Dans votre situation, tout se joue sur la date exacte à laquelle vous remplissiez les conditions de retraite à taux plein et sur la preuve de cette date.
France Travail semble considérer que vous aviez déjà tous vos trimestres au 1er janvier 2026, alors que vos premiers relevés n'en faisaient pas état et que ce n'est qu'en juillet 2026 qu'apparaissent les 171 trimestres.
Vous avez bien fait de contester en produisant la notification de retraite, la demande de report et les relevés de carrière : si les conditions de retraite à taux plein n'étaient pas remplies au 1er janvier, la créance de France Travail peut être discutée.
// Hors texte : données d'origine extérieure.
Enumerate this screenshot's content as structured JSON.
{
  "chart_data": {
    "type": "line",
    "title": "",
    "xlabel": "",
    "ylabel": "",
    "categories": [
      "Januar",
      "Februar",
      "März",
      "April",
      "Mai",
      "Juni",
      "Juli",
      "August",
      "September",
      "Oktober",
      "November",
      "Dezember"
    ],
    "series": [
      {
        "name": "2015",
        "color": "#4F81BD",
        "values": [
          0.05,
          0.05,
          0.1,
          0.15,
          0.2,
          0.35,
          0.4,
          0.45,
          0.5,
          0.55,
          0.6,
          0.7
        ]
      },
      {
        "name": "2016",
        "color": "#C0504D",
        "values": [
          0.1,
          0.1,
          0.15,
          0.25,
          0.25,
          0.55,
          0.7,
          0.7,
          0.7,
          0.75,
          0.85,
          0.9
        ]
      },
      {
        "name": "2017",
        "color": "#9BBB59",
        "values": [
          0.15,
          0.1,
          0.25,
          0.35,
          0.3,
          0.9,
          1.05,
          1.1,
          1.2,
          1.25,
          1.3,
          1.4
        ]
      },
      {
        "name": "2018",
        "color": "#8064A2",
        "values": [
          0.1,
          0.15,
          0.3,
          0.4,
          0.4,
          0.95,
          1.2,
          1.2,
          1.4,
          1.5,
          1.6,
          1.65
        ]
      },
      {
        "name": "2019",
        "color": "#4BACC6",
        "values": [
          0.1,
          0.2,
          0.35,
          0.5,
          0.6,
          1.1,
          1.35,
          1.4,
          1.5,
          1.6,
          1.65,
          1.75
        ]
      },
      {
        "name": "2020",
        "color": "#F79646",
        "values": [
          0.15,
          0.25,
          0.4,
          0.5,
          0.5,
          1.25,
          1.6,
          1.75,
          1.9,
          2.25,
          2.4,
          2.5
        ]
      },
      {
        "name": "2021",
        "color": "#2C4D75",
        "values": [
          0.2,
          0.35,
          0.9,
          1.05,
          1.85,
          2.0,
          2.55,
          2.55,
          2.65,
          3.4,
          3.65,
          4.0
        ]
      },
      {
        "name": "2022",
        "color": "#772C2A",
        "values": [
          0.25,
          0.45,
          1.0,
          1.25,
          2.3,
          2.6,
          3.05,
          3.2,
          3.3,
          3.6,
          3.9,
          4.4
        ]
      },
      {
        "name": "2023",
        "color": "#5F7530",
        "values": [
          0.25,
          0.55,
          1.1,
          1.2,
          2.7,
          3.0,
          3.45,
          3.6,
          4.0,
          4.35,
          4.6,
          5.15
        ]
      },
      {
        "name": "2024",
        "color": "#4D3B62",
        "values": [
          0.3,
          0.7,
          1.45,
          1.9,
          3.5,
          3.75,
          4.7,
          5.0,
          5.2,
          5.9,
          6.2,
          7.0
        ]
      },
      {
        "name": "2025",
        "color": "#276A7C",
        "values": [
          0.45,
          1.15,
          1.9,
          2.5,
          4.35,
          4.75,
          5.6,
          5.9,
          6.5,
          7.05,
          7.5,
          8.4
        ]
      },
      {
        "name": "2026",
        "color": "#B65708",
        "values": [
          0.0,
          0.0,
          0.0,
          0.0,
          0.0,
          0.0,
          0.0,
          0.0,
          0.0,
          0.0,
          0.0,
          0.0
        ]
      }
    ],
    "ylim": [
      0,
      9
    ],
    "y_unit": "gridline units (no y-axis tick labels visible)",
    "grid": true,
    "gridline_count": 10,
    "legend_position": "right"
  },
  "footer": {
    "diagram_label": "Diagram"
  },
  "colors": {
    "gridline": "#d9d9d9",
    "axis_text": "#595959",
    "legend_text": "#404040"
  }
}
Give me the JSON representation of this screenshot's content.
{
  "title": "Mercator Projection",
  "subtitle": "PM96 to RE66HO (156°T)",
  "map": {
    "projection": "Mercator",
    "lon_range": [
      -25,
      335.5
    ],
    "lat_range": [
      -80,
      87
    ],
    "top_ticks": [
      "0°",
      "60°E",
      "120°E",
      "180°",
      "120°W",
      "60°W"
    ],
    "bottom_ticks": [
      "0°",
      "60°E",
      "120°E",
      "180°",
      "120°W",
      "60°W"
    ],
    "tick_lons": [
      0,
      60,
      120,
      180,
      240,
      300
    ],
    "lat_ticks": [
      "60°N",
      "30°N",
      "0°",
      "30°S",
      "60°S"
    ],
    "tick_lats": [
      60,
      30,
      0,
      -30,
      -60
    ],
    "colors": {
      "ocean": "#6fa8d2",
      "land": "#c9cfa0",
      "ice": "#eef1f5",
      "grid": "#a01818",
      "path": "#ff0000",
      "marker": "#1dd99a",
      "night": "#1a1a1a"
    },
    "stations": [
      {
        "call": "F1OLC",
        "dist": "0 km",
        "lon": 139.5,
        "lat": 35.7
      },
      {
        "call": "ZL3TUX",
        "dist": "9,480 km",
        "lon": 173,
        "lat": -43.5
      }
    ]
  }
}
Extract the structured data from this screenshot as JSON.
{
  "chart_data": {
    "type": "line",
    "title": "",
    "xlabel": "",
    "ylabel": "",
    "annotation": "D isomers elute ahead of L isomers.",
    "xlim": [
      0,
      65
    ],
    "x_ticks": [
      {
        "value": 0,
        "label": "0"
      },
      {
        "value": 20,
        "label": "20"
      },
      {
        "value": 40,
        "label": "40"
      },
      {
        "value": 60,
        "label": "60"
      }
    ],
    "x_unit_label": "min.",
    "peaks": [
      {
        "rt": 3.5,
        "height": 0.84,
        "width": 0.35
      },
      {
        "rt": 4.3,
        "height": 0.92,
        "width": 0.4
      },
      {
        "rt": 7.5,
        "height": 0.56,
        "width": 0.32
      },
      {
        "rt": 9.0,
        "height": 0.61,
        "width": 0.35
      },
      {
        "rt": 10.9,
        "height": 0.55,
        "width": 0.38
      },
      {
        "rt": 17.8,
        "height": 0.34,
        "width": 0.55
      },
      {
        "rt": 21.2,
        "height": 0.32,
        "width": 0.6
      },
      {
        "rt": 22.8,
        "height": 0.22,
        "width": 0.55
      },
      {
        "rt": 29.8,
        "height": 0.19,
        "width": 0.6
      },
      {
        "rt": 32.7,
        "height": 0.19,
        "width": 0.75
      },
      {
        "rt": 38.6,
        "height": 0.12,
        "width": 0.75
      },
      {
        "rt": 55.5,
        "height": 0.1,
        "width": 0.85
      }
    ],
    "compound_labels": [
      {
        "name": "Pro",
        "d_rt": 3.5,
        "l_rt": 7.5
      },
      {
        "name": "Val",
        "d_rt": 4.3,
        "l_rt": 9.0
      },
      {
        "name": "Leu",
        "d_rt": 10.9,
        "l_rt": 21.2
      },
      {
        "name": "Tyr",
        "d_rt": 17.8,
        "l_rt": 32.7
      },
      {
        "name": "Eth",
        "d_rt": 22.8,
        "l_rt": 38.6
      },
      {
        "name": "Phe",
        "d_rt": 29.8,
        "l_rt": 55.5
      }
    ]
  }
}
Concrètement, si France Travail maintient sa position, il faut :
1) demander par écrit une décision motivée détaillant précisément sur quel relevé de carrière et quelle date de validation des trimestres ils s'appuient ;
2) en parallèle, demander à votre caisse de retraite une attestation claire indiquant à quelle date vous avez effectivement atteint le nombre de trimestres requis pour le taux plein ;
3) si, malgré ces éléments, France Travail persiste, saisir la commission de recours amiable (ou l'instance de recours interne indiquée sur leur courrier) puis, en cas de rejet, le juge compétent pour faire vérifier si la dette est réellement fondée avant tout remboursement.